- Weight: 5oz
- Size: W4.3xD4xH4mm
- Material: PVC
- Lifespan: 7 years
- Funding: $60M*
- Units shipped: 3,000,000
- Retail Price: $208
The One Laptop Per Child project set out to produce a universally-accessible open-source $100 laptop and to airdrop these devices en masse on the developing world, thereby revolutionizing education (?). Out of this constructionist tech-utopian philosophy came a potent design-for-social-good symbol, about 30% over cost, that was utterly dismantled by contact with real world use cases. The OLPC fell upon the potent sword of its own hubristically ambitious promises.
Developed out of the MIT Media Lab and spearheaded in large part by Nicolas Negroponte (who more recently gained fame for doubling down on the decision to take investment money from Jeffrey Epstein), the OLPC is the archetypical disruptive tech object. At a time when the idea of digital literacy was the grade-school education equivalent of “learn to code,” the OLPC project secured backing from a laundry list of prominent tech companies, both in direct donations and manufacturing support.
The singularly beautiful OLPC, designed by Yves Behar, ran oh-so-accessible Linux using a completely bespoke pictogram-based UI. Users described the OLPC as “slow,” “clunky,” “frustrating,” and “often broken and hard to repair.” OLPC’s corporate sponsors were happy to donate materials and tech, but specifically the out-of-date stuff that they couldn’t sell to their more affluent actual customers. The widely-touted $100 price tag also became the OLPC’s personal albatross–the number appears to have initially been selected purely for catchiness and not based on any of the practical logistics of manufacturing the laptop.

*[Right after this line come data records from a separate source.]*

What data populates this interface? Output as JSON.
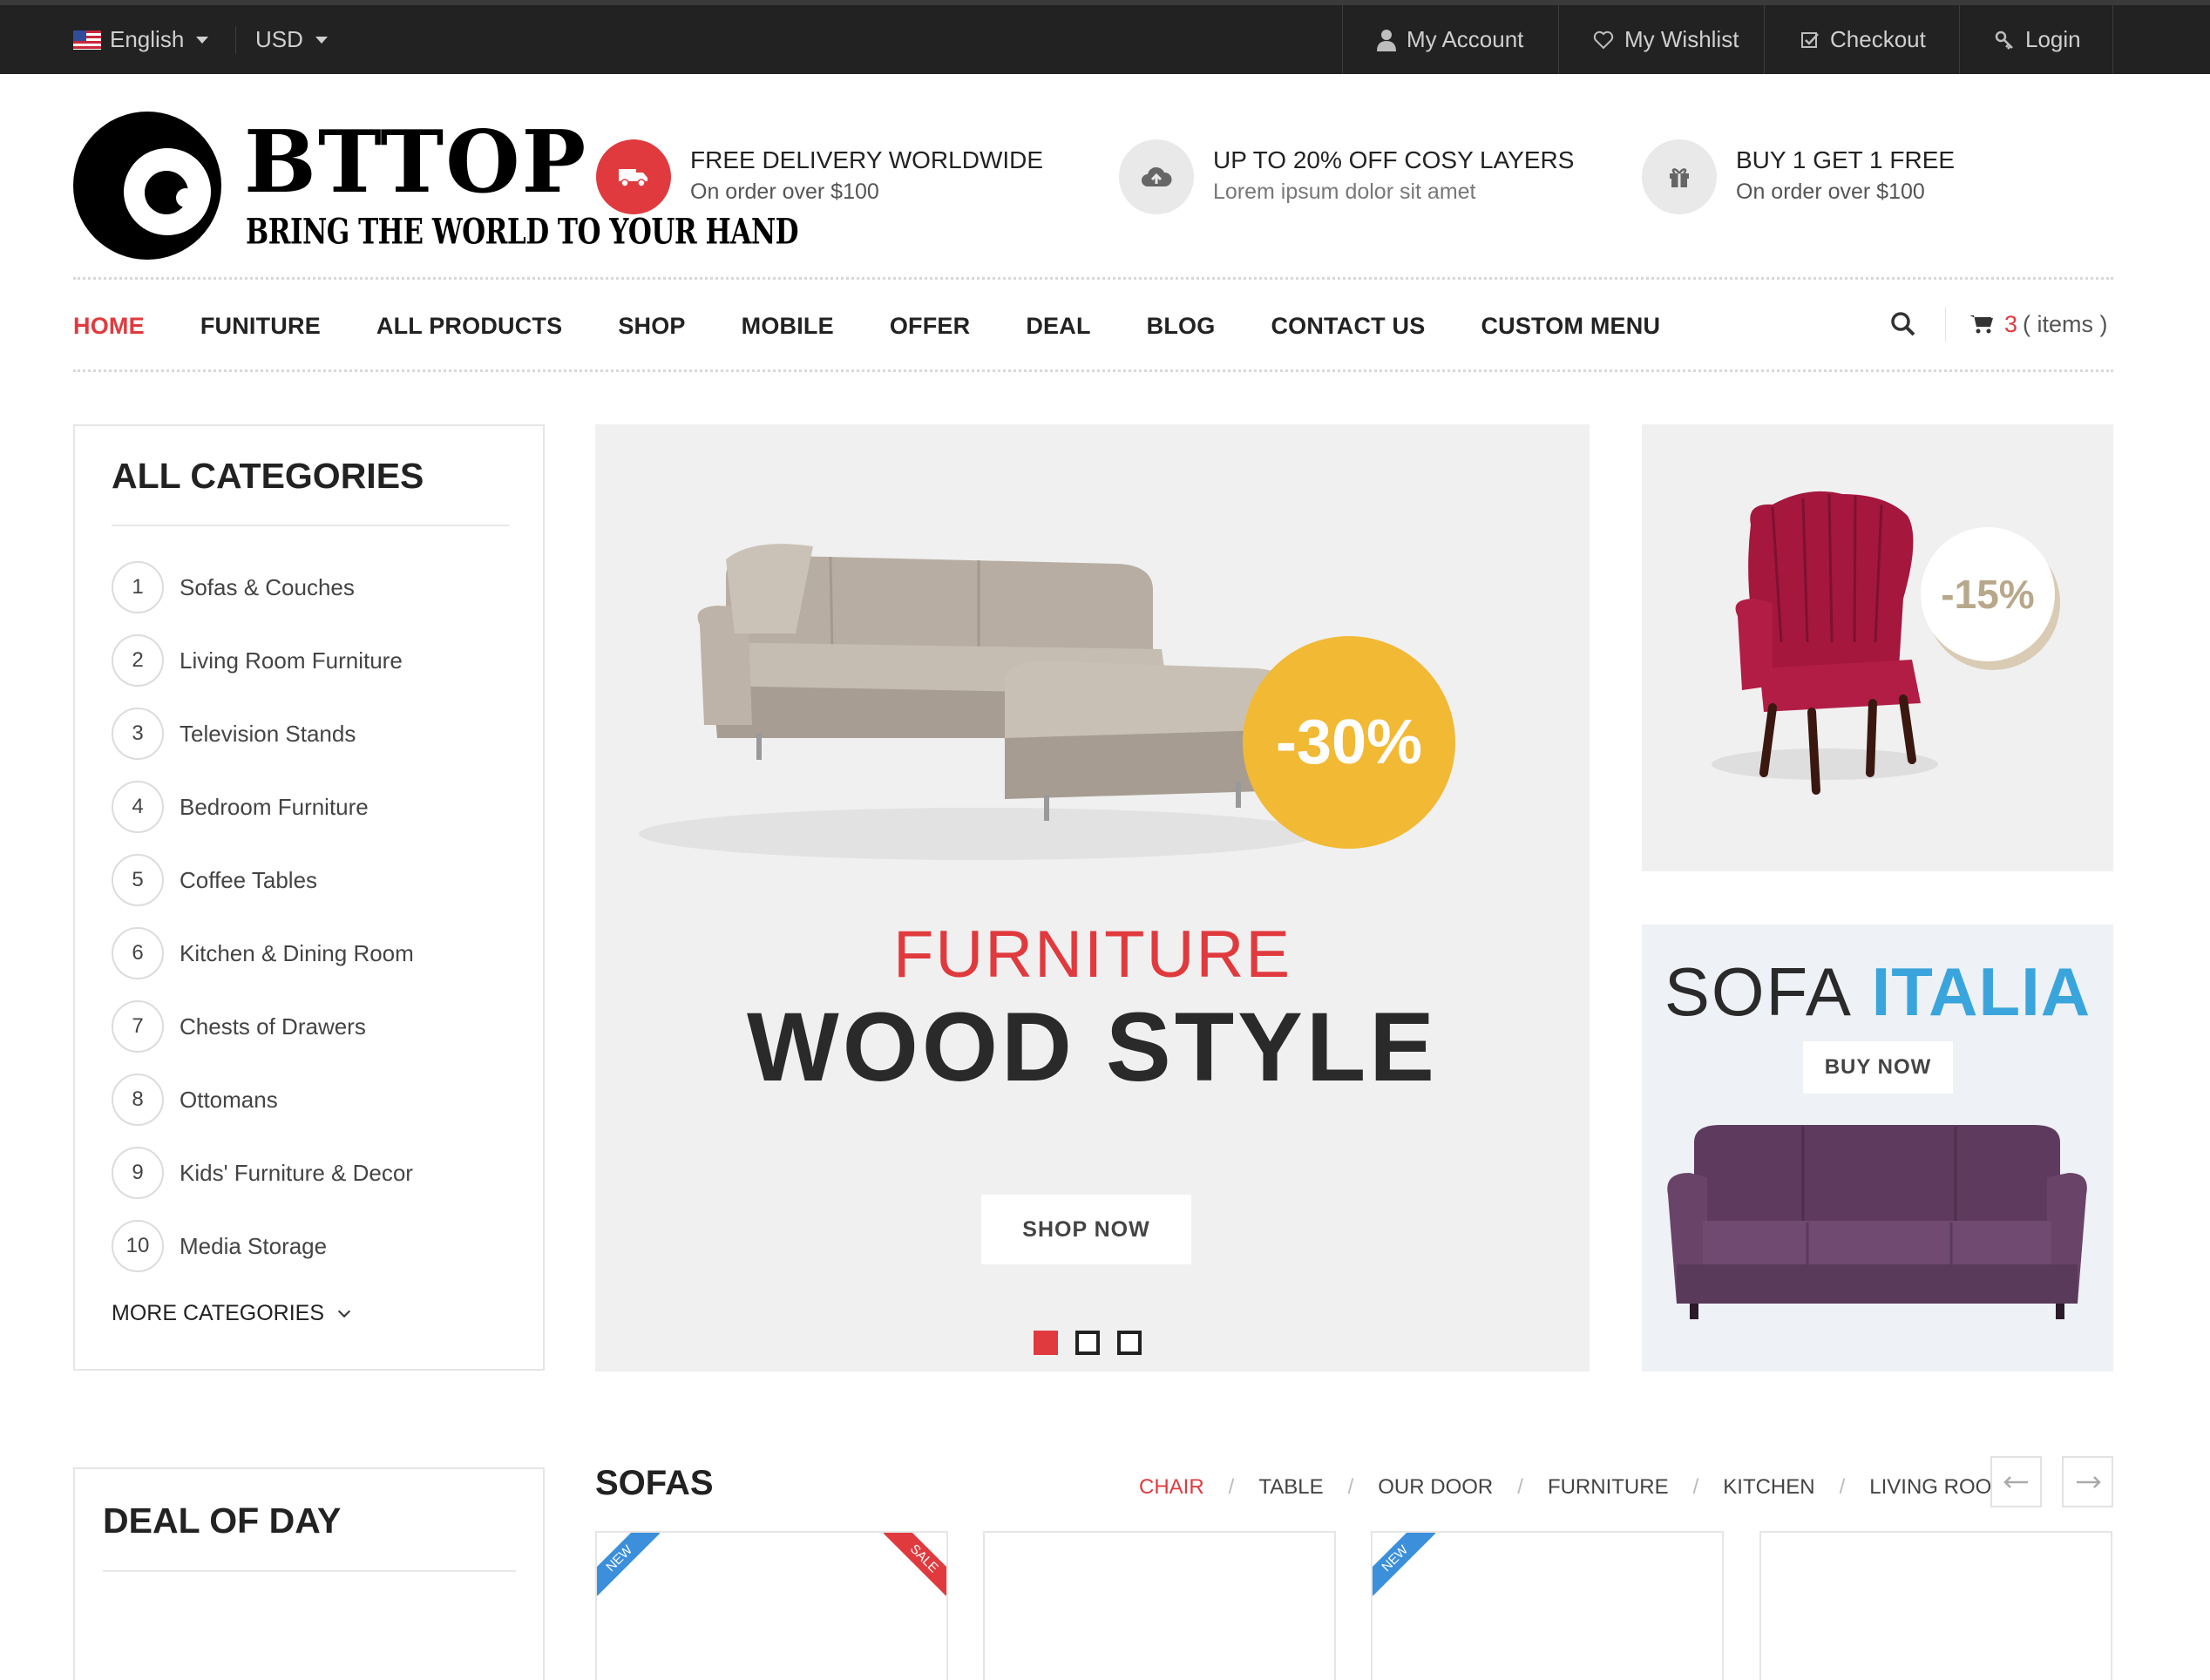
{
  "topbar": {
    "language": "English",
    "currency": "USD",
    "links": [
      {
        "label": "My Account",
        "icon": "user-icon"
      },
      {
        "label": "My Wishlist",
        "icon": "heart-icon"
      },
      {
        "label": "Checkout",
        "icon": "checkbox-icon"
      },
      {
        "label": "Login",
        "icon": "key-icon"
      }
    ]
  },
  "logo": {
    "title": "BTTOP",
    "tagline": "BRING THE WORLD TO YOUR HAND"
  },
  "features": [
    {
      "title": "FREE DELIVERY WORLDWIDE",
      "subtitle": "On order over $100",
      "icon": "truck-icon",
      "color": "#e03a3e"
    },
    {
      "title": "UP TO 20% OFF COSY LAYERS",
      "subtitle": "Lorem ipsum dolor sit amet",
      "icon": "cloud-upload-icon",
      "color": "#e9e9e9"
    },
    {
      "title": "BUY 1 GET 1 FREE",
      "subtitle": "On order over $100",
      "icon": "gift-icon",
      "color": "#e9e9e9"
    }
  ],
  "nav": {
    "items": [
      "HOME",
      "FUNITURE",
      "ALL PRODUCTS",
      "SHOP",
      "MOBILE",
      "OFFER",
      "DEAL",
      "BLOG",
      "CONTACT US",
      "CUSTOM MENU"
    ],
    "active_index": 0,
    "cart_count": "3",
    "cart_label": "( items )"
  },
  "categories": {
    "title": "ALL CATEGORIES",
    "items": [
      {
        "num": "1",
        "label": "Sofas & Couches"
      },
      {
        "num": "2",
        "label": "Living Room Furniture"
      },
      {
        "num": "3",
        "label": "Television Stands"
      },
      {
        "num": "4",
        "label": "Bedroom Furniture"
      },
      {
        "num": "5",
        "label": "Coffee Tables"
      },
      {
        "num": "6",
        "label": "Kitchen & Dining Room"
      },
      {
        "num": "7",
        "label": "Chests of Drawers"
      },
      {
        "num": "8",
        "label": "Ottomans"
      },
      {
        "num": "9",
        "label": "Kids' Furniture & Decor"
      },
      {
        "num": "10",
        "label": "Media Storage"
      }
    ],
    "more_label": "MORE CATEGORIES"
  },
  "slider": {
    "badge": "-30%",
    "line1": "FURNITURE",
    "line2": "WOOD STYLE",
    "button": "SHOP NOW",
    "slide_count": 3,
    "active_slide": 0
  },
  "banners": {
    "chair_badge": "-15%",
    "sofa_word1": "SOFA",
    "sofa_word2": "ITALIA",
    "sofa_button": "BUY NOW"
  },
  "deal": {
    "title": "DEAL OF DAY"
  },
  "sofas_section": {
    "title": "SOFAS",
    "tabs": [
      "CHAIR",
      "TABLE",
      "OUR DOOR",
      "FURNITURE",
      "KITCHEN",
      "LIVING ROOM"
    ],
    "active_tab": 0,
    "cards": [
      {
        "new": "NEW",
        "sale": "SALE"
      },
      {},
      {
        "new": "NEW"
      },
      {}
    ]
  },
  "colors": {
    "accent": "#e03a3e",
    "badge_yellow": "#f2b935",
    "italia_blue": "#3aa5dc",
    "topbar": "#222222"
  }
}
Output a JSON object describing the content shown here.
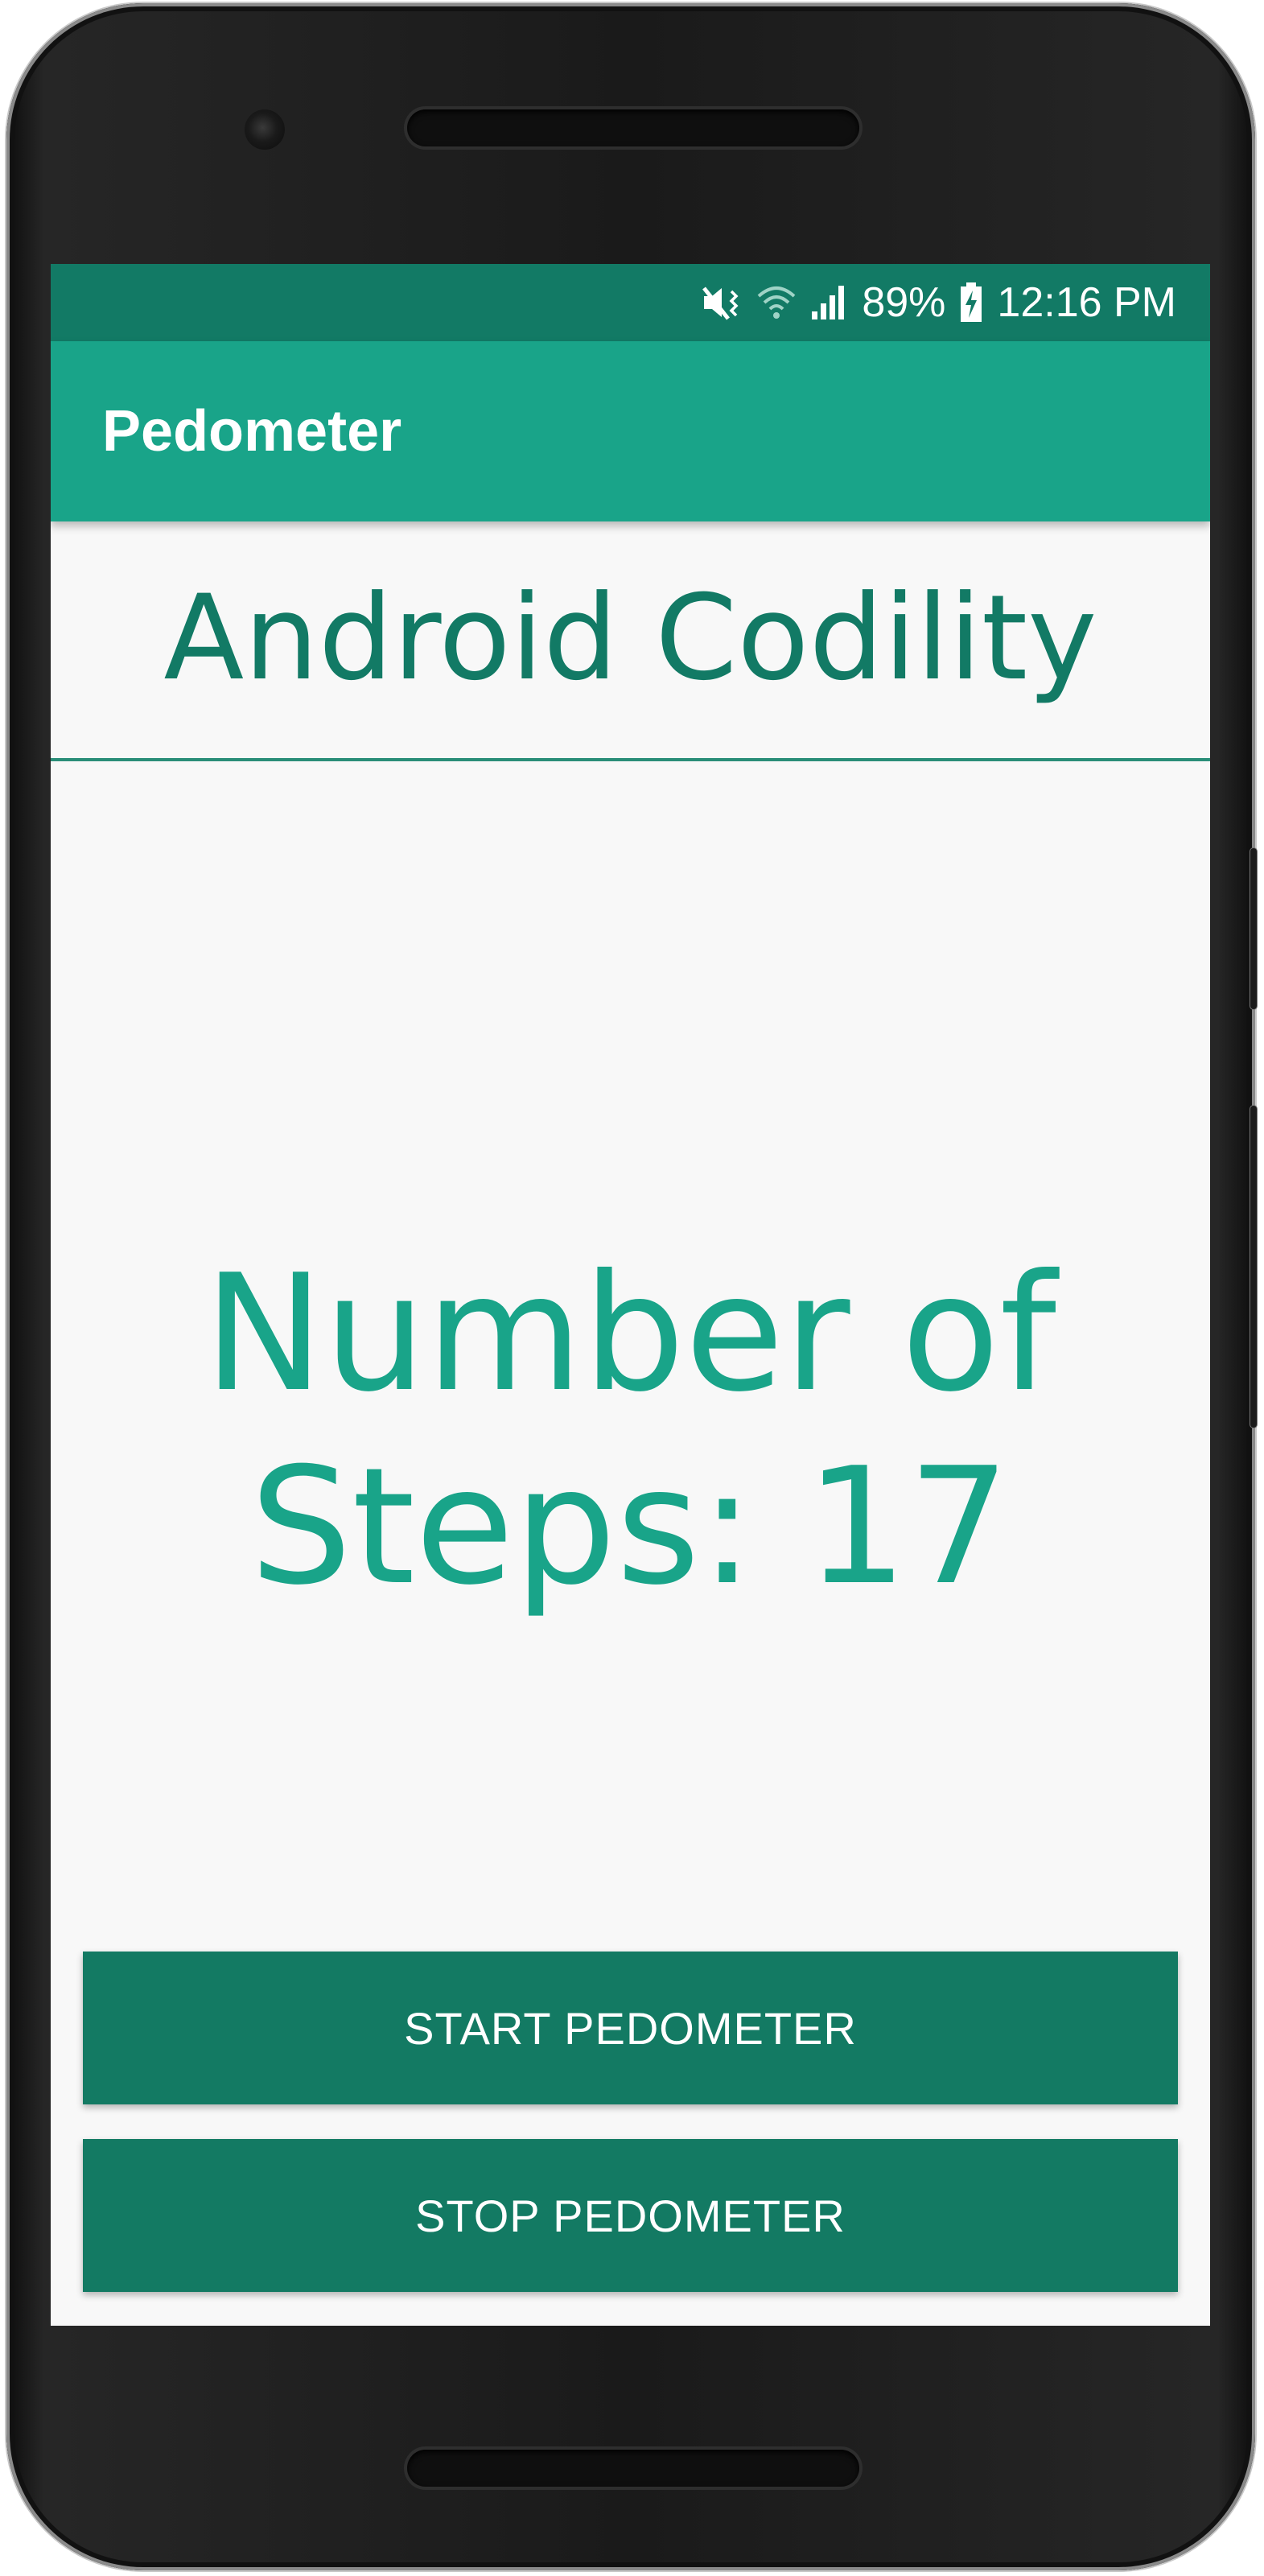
{
  "status_bar": {
    "battery_percent": "89%",
    "time": "12:16 PM",
    "icons": [
      "mute-vibrate-icon",
      "wifi-icon",
      "signal-icon",
      "battery-charging-icon"
    ]
  },
  "app_bar": {
    "title": "Pedometer"
  },
  "main": {
    "header": "Android Codility",
    "steps_line1": "Number of",
    "steps_line2": "Steps: 17"
  },
  "buttons": {
    "start_label": "START PEDOMETER",
    "stop_label": "STOP PEDOMETER"
  },
  "colors": {
    "status_bar": "#127a65",
    "app_bar": "#19a489",
    "button": "#137a63",
    "steps_text": "#19a489",
    "header_text": "#127a65"
  }
}
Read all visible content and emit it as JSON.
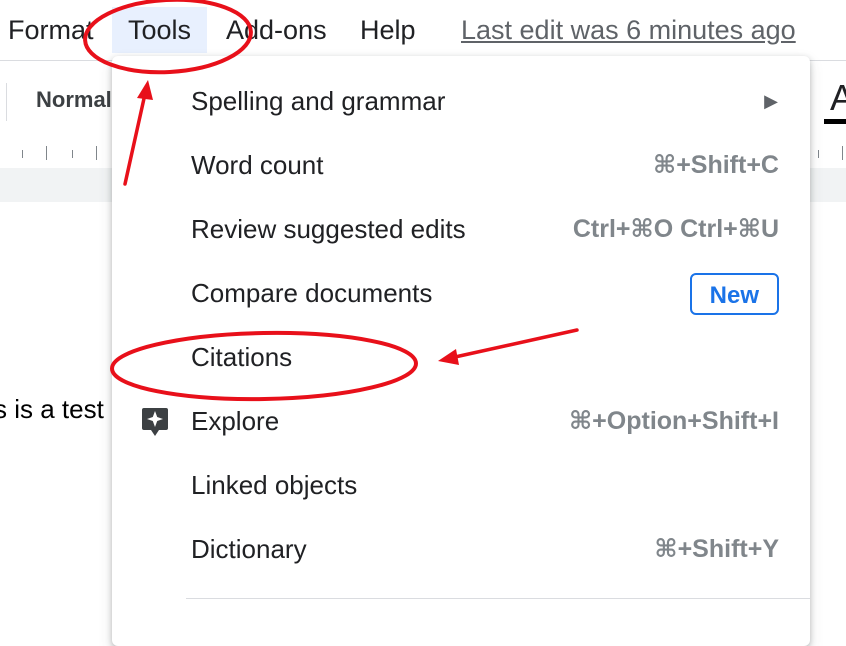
{
  "menubar": {
    "items": [
      "Format",
      "Tools",
      "Add-ons",
      "Help"
    ],
    "last_edit": "Last edit was 6 minutes ago"
  },
  "toolbar": {
    "style_value": "Normal",
    "font_glyph": "A"
  },
  "document": {
    "text": "s is a test"
  },
  "menu": {
    "items": [
      {
        "label": "Spelling and grammar",
        "submenu": true
      },
      {
        "label": "Word count",
        "shortcut": "⌘+Shift+C"
      },
      {
        "label": "Review suggested edits",
        "shortcut": "Ctrl+⌘O Ctrl+⌘U"
      },
      {
        "label": "Compare documents",
        "badge": "New"
      },
      {
        "label": "Citations"
      },
      {
        "label": "Explore",
        "shortcut": "⌘+Option+Shift+I",
        "icon": "explore-icon"
      },
      {
        "label": "Linked objects"
      },
      {
        "label": "Dictionary",
        "shortcut": "⌘+Shift+Y"
      }
    ],
    "submenu_arrow": "▶"
  },
  "colors": {
    "accent": "#1a73e8",
    "annotation": "#e8101a",
    "selected_menu_bg": "#e8f0fe"
  }
}
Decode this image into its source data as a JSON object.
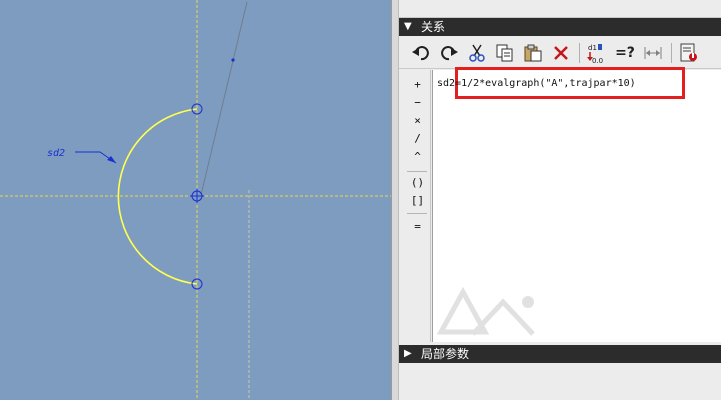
{
  "canvas": {
    "dimension_label": "sd2",
    "colors": {
      "background": "#7d9cc0",
      "arc": "#ffff4f",
      "centerline": "#e6d84a",
      "dimension": "#1a2fd0",
      "leader": "#707d88"
    }
  },
  "panel": {
    "relations_header": "关系",
    "local_params_header": "局部参数",
    "toolbar": {
      "undo_icon": "undo-icon",
      "redo_icon": "redo-icon",
      "cut_icon": "scissors-icon",
      "copy_icon": "copy-icon",
      "paste_icon": "paste-icon",
      "delete_icon": "delete-icon",
      "eval_label": "=?"
    },
    "operators": [
      "+",
      "−",
      "×",
      "/",
      "^",
      "()",
      "[]",
      "="
    ],
    "relation_text": "sd2=1/2*evalgraph(\"A\",trajpar*10)",
    "highlight_color": "#e3201f"
  }
}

To hear the various big players behind the OLPC tell it, the cute, busted little laptop created the way for the popular niche now occupied by Chromebooks. To hear history tell it, the OLPC represents the pinnacle of “design thinking”–a willful disregard for execution and systemic causes in favor of a singular object, made and abandoned as soon as it crashed against the walls of reality.